What Makes a Good Budget

In this article, I will be sharing my personal view on what makes a good personal finance budget.

Having a budget is the bare minimum that one can do for their personal financial planning. To refresh your memory, a budget is a simple plan on how you are spending your money in the future.

A budget can be very simple, or it also can be a complex subject. According to AKPK, poor financial planning is the top reason why Malaysians applied for their debt management programme. Having an effective budget will help you in the long run and the following aspects is what I think constitutes as a good budget.



1.      Choose a strategy that works for you

In my earlier article, I introduced 4 budgeting strategies. However, there are more than that. A good budgeting strategy is the one that works best for you and it must be relevant to your current lifestyle. Explore your options, a simple google search will provide tons of result.

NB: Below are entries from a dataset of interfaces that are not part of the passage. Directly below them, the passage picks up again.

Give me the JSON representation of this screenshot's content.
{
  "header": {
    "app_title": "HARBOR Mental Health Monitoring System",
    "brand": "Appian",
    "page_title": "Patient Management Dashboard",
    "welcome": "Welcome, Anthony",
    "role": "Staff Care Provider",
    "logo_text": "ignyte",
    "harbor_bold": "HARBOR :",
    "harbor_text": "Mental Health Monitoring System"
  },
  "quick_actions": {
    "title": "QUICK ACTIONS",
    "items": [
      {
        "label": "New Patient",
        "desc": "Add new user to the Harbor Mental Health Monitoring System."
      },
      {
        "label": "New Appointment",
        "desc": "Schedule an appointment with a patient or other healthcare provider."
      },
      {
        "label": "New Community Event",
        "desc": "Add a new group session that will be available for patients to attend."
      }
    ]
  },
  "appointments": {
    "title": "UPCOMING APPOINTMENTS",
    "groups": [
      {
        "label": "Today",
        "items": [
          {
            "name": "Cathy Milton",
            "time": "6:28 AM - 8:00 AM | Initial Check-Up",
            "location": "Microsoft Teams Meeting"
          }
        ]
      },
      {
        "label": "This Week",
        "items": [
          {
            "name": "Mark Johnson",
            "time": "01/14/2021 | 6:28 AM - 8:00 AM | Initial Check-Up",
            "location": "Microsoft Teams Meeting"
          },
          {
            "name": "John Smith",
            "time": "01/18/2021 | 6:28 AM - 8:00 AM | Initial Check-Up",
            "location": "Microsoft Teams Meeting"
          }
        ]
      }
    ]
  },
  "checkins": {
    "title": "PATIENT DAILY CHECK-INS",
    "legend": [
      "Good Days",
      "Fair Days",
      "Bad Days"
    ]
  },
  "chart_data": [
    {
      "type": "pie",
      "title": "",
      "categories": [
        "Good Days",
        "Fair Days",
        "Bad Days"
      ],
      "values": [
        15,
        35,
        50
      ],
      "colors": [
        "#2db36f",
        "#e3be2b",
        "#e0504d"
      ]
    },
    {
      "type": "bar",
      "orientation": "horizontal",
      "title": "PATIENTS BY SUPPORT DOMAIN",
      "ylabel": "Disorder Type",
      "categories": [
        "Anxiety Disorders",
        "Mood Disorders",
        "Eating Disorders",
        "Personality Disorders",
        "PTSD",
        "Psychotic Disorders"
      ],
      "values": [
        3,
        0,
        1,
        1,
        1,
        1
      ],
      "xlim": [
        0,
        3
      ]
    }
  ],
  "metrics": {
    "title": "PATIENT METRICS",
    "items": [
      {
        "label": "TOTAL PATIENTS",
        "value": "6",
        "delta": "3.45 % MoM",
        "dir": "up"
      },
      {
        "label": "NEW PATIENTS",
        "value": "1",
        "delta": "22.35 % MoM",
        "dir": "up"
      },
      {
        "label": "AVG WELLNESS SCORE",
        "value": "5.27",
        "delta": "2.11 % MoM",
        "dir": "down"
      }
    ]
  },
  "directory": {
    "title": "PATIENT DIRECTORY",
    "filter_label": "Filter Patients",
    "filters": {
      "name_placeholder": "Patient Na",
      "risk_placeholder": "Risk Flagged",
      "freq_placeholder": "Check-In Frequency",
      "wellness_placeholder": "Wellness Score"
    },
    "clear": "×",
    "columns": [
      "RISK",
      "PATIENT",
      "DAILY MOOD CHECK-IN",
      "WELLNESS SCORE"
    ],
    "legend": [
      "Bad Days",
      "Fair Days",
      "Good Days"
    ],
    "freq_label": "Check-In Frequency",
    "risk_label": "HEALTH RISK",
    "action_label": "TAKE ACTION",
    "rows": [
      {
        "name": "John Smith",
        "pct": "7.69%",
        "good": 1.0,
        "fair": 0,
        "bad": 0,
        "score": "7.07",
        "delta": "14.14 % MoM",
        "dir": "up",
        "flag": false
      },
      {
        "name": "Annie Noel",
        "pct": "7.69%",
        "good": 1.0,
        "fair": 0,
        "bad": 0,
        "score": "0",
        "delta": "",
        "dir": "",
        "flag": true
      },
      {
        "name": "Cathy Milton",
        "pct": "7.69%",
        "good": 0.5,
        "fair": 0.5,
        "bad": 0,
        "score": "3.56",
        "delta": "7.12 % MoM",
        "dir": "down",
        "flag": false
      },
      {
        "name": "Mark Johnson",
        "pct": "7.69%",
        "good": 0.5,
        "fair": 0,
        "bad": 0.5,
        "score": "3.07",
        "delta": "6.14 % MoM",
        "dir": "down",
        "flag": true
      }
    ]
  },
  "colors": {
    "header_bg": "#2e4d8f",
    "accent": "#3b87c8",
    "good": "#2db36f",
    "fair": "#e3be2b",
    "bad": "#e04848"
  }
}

Currently, I am using the expense-based budgeting method for myself and my clients. However, I wouldn’t recommend beginners to start with this, mainly because you may find this too complicated and may lose interest very quickly.

If you want to find something that is easy to follow, you can start by “Paying yourself first”. Set aside a certain sum of money into a separate bank account every time you get your paycheck.



2.      Be prudent

For some of you that do not know, I have a background in accountings. One of the accounting concepts is Prudence, i.e. do not overestimate the amount of revenues or underestimate the amount of expenses.

It is always better to prepare for the worst than not being prepared at all. One-off expenses like medical expenses, maintenance for vehicle or home repair should be accounted for in your budget.

Besides the immediate expenses, being prudent also means being prepared for outliving your retirement savings. The average lifespan in Malaysia is around the age of 75, but there is no harm for paying yourself till the age of 90, you know, just in case.



3.      Having someone to check your budget

A budget is a plan for the future. We make a lot of assumptions and there may be blind spots that we may overlook. Having an extra pair of eyes to check your budget is a great way to get rid of these blind spots.

Choosing who to check your budget may be sensitive and there may be no right answer. However, the first person that come to mind should be your spouse. Money is always a taboo subject however; it is very important in a relationship. Being (financially) naked to one another not just enhances the trust between partners, but also being very honest with yourself.

If you need a third party to check your budget, you may engage a friend you can trust, or a licensed financial planner.



4.      Start tracking your expenses

I started budgeting without tracking my expenses. It worked okay.

However, since I started tracking my expenses last year, my budget has become a lot more accurate. I can almost predict my expenses for the coming months with less margin of error. This allows me to reduce my emergency funds from 6 months to 3 months and use the excess money for other investments.

Having that data at hand, you can also plan for your insurance coverage without over-insuring. Many of my clients have a coverage based on assumptions. But if you can budget how much you would spend in the future, that is the amount that you need to be covered.



5.      Review and evaluate regularly

What is the point of budgeting if you do not review and evaluate your budget? Just like a corporate budget, a personal budget should also be reviewed and evaluated regularly.

The objective of reviewing your budget is to determine whether the budget is in line with your life goals. If you’re heading towards your destination within the required time frame, great! If not, probably you should adjust your budget to reach the destination, e.g. increase your investment portion and reduce the expenses allocated to the “Wants bucket”.

Another thing that I would pay attention while reviewing my budget is to determine the variance (difference) between my budget and what I spent. This can only be done with you track your expenses.



A good budgeting habit…

… is a great way to start your journey in financial planning. It is much easier than tracking your everyday expenses (but I hope you will eventually start tracking). I would recommend that you to do this at least once a year to align your budget with your life goals. Take a weekend off, go someplace nice with your significant other and start budgeting for your future.

With that, my name is Marshall, a licensed financial planner, and you’re reading PlanNERD.io.